By Dave Andrusko

Thomas Edsall
As we’ve written systematically since last Wednesday, pro-lifers did extraordinarily well in the state legislatures. The importance of this cannot be overstated. The Supreme Court won’t forever be hostile to even the most commonsense, women-protecting measures. Thus, the more solid pro-life legislation we pass, the better.
Our benighted opposition understands (all too well) they got buried not just on November 8 but going back years. Many times it seems as if the preponderance of pro-abortion columns/op-eds is limited to “my goodness, those radical anti-choicers are passing bills like it’s going out of style” and “Jeez, these @#$% people are obsessed with controlling women’s sexuality.”
They’re not incompatible, if you assume—as these writers do—either that we are duping the public (which is the politically correct thing to say) or that the public is stupid which reminds us of Hillary Clinton’s now infamous “deplorables” remark.
But, really, do people, such as New York Times columnist Thomas Edsall, actually believe that the explanation for why pro-lifers fight to protect unborn babies is that our core beliefs are essentially indistinguishable from cultures that do not allow women out in public alone? That resistance to abortion is a “characteristic male obsession,” a quote he extracts from Steven Pinker, a Professor of Psychology at Harvard?

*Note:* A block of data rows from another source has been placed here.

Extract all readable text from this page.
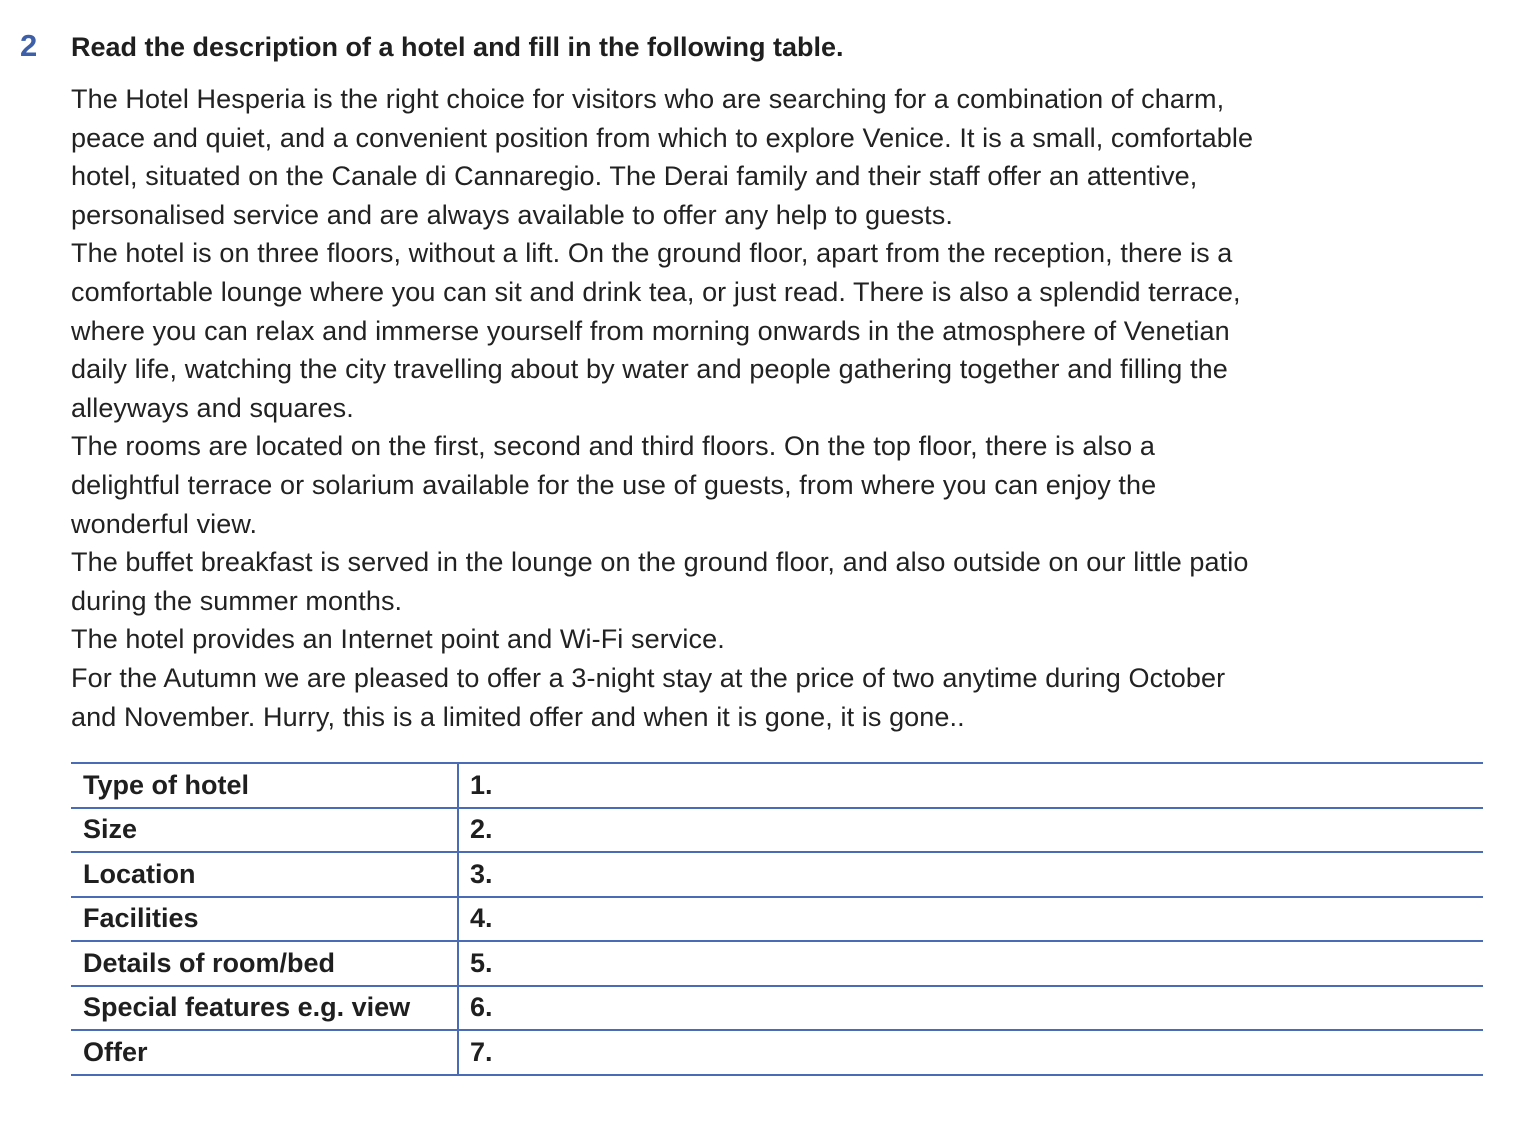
2	Read the description of a hotel and fill in the following table.

The Hotel Hesperia is the right choice for visitors who are searching for a combination of charm,
peace and quiet, and a convenient position from which to explore Venice. It is a small, comfortable
hotel, situated on the Canale di Cannaregio. The Derai family and their staff offer an attentive,
personalised service and are always available to offer any help to guests.

The hotel is on three floors, without a lift. On the ground floor, apart from the reception, there is a
comfortable lounge where you can sit and drink tea, or just read. There is also a splendid terrace,
where you can relax and immerse yourself from morning onwards in the atmosphere of Venetian
daily life, watching the city travelling about by water and people gathering together and filling the
alleyways and squares.

The rooms are located on the first, second and third floors. On the top floor, there is also a
delightful terrace or solarium available for the use of guests, from where you can enjoy the
wonderful view.

The buffet breakfast is served in the lounge on the ground floor, and also outside on our little patio
during the summer months.

The hotel provides an Internet point and Wi-Fi service.

For the Autumn we are pleased to offer a 3-night stay at the price of two anytime during October
and November. Hurry, this is a limited offer and when it is gone, it is gone..

Type of hotel	1.
Size	2.
Location	3.
Facilities	4.
Details of room/bed	5.
Special features e.g. view	6.
Offer	7.
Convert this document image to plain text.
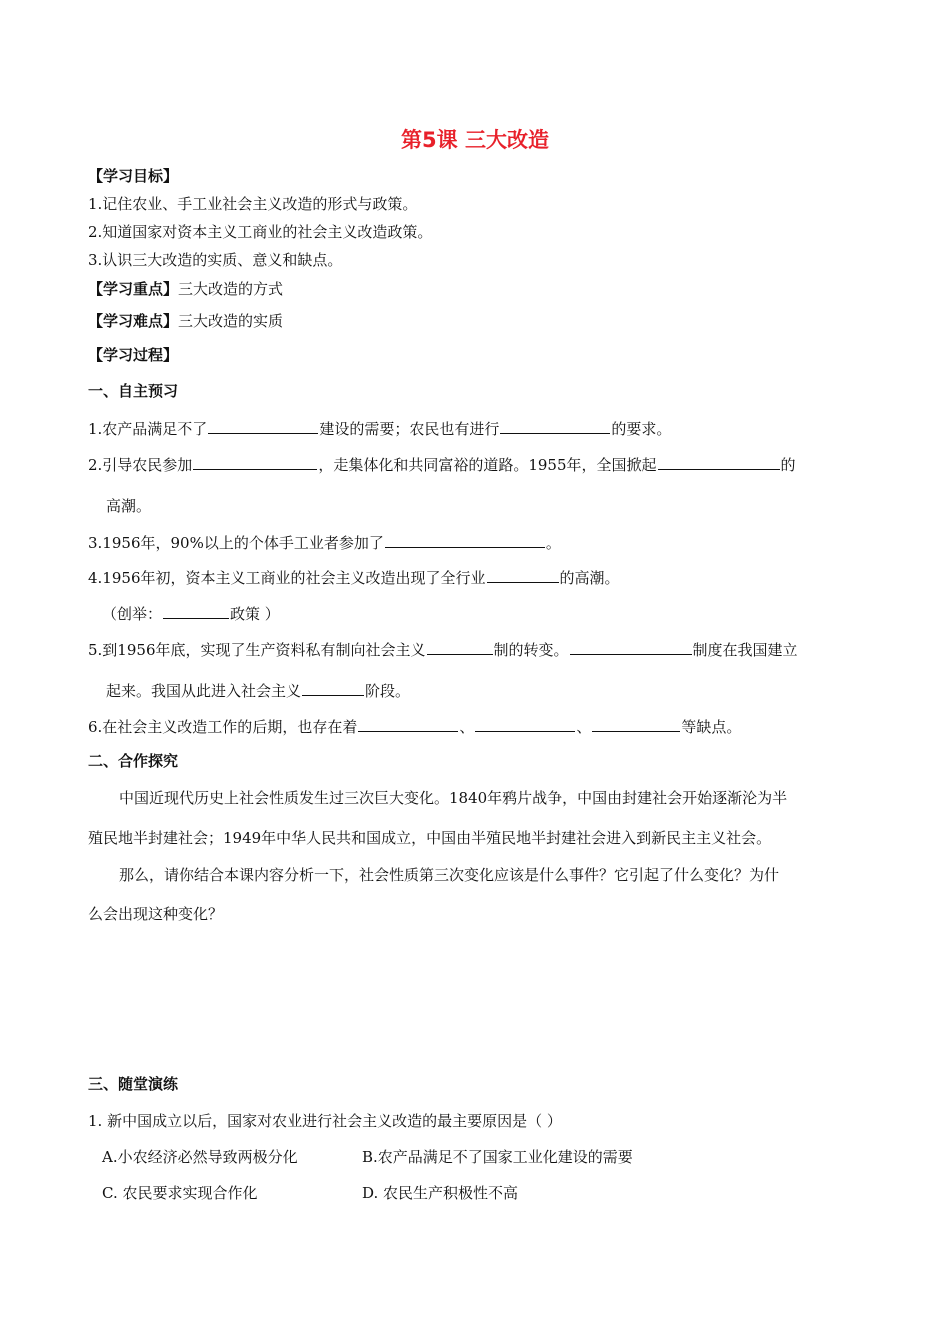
第5课 三大改造
【学习目标】
1.记住农业、手工业社会主义改造的形式与政策。
2.知道国家对资本主义工商业的社会主义改造政策。
3.认识三大改造的实质、意义和缺点。
【学习重点】三大改造的方式
【学习难点】三大改造的实质
【学习过程】
一、自主预习
1.农产品满足不了	建设的需要；农民也有进行	的要求。
2.引导农民参加	，走集体化和共同富裕的道路。1955年，全国掀起	的
高潮。
3.1956年，90%以上的个体手工业者参加了	。
4.1956年初，资本主义工商业的社会主义改造出现了全行业	的高潮。
（创举：	政策 ）
5.到1956年底，实现了生产资料私有制向社会主义	制的转变。	制度在我国建立
起来。我国从此进入社会主义	阶段。
6.在社会主义改造工作的后期，也存在着	、	、	等缺点。
二、合作探究
中国近现代历史上社会性质发生过三次巨大变化。1840年鸦片战争，中国由封建社会开始逐渐沦为半
殖民地半封建社会；1949年中华人民共和国成立，中国由半殖民地半封建社会进入到新民主主义社会。
那么，请你结合本课内容分析一下，社会性质第三次变化应该是什么事件？它引起了什么变化？为什
么会出现这种变化？
三、随堂演练
1. 新中国成立以后，国家对农业进行社会主义改造的最主要原因是（ ）
A.小农经济必然导致两极分化	B.农产品满足不了国家工业化建设的需要
C. 农民要求实现合作化	D. 农民生产积极性不高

Edsall meanders around in pursuit of an explanation of what he calls the abortion issue’s “political staying power.” Not to make too big a point of this, but here is a guy who has followed politics for various liberal, pro-abortion publications for decades and yet here’s how he explains Roe v. Wade:
“Medically induced termination of pregnancy became a major source of political contention on Jan. 22, 1973, the day the Supreme Court issued its 7-2 decision in Roe v Wade.
“In Roe, the court ruled that restrictions on abortion during the first trimester of pregnancy ‘violate the Due Process Clause of the Fourteenth Amendment, which protects against state action the right to privacy, including a woman’s qualified right to terminate her pregnancy.’”
More than four decades later and someone like Edsall can reduce this most contentious of moral issue to vacuous “medically induced termination of pregnancy” language and imply that abortion is not legal after the first trimester. I mean, really.
Anyway, Edsall’s strategy is to give a passing nod to why we oppose abortion (“for opponents it is an issue of life and death”) and then devote the rest of the column to two oddly joined concerns.
First, he adds the voices of a couple of men (a.k.a, “a disparate group of contemporary experts”) who do not hew to feminist orthodoxy, line by line, but who nonetheless agree with pro-abortion feminists. Why? Because this demonstrates “These thoughts are by no means the opinions of women only.”
So he spends a few paragraphs quoting these “experts” to explain–by implication–that the staying power of the abortion issue (by which he means our Movement) is (a) entirely driven by males who are (b) driven by evolutionary anxiety, that is, an instinctive desire to pass on our own genes.
This is not only unrelievedly stupid, it could also be said to disprove evolution: the argument has not changed an iota since the 1960s.
Edsall’s beginning and end make for interesting bookends. He begins the abortion segment of his column by quoting the pro-abortion Guttmacher Institute whose primary job, it seems, is to document the lamentable passage of wave after wave of pro-life legislation.
So where is all this to-ing and fro-ing going? Here’s his penultimate paragraph:
“Surprisingly, perhaps, there are still a sizeable number of Americans who want to put the women’s rights genie back in the bottle.”
“Surprising”? “Perhaps”? Not at all, if you ignore the foolishness of his “disparate group of contemporary experts” and recall that abortion is essentially legal on demand throughout pregnancy, not just the first trimester; and recall the enduring truth that women are more pro-life than men!
With Democrats almost uniformly in the camp of abortion on demand for any reason or no reason; with Democrats almost uniformly comfortable with killing pain-capable unborn children; and with Democrats almost uniformly counting not on the power of their own arguments for abortion but assaulting the character and intelligencer of their opponents, isn’t the “political dynamite” that is the abortion issue likely to blow up in their faces?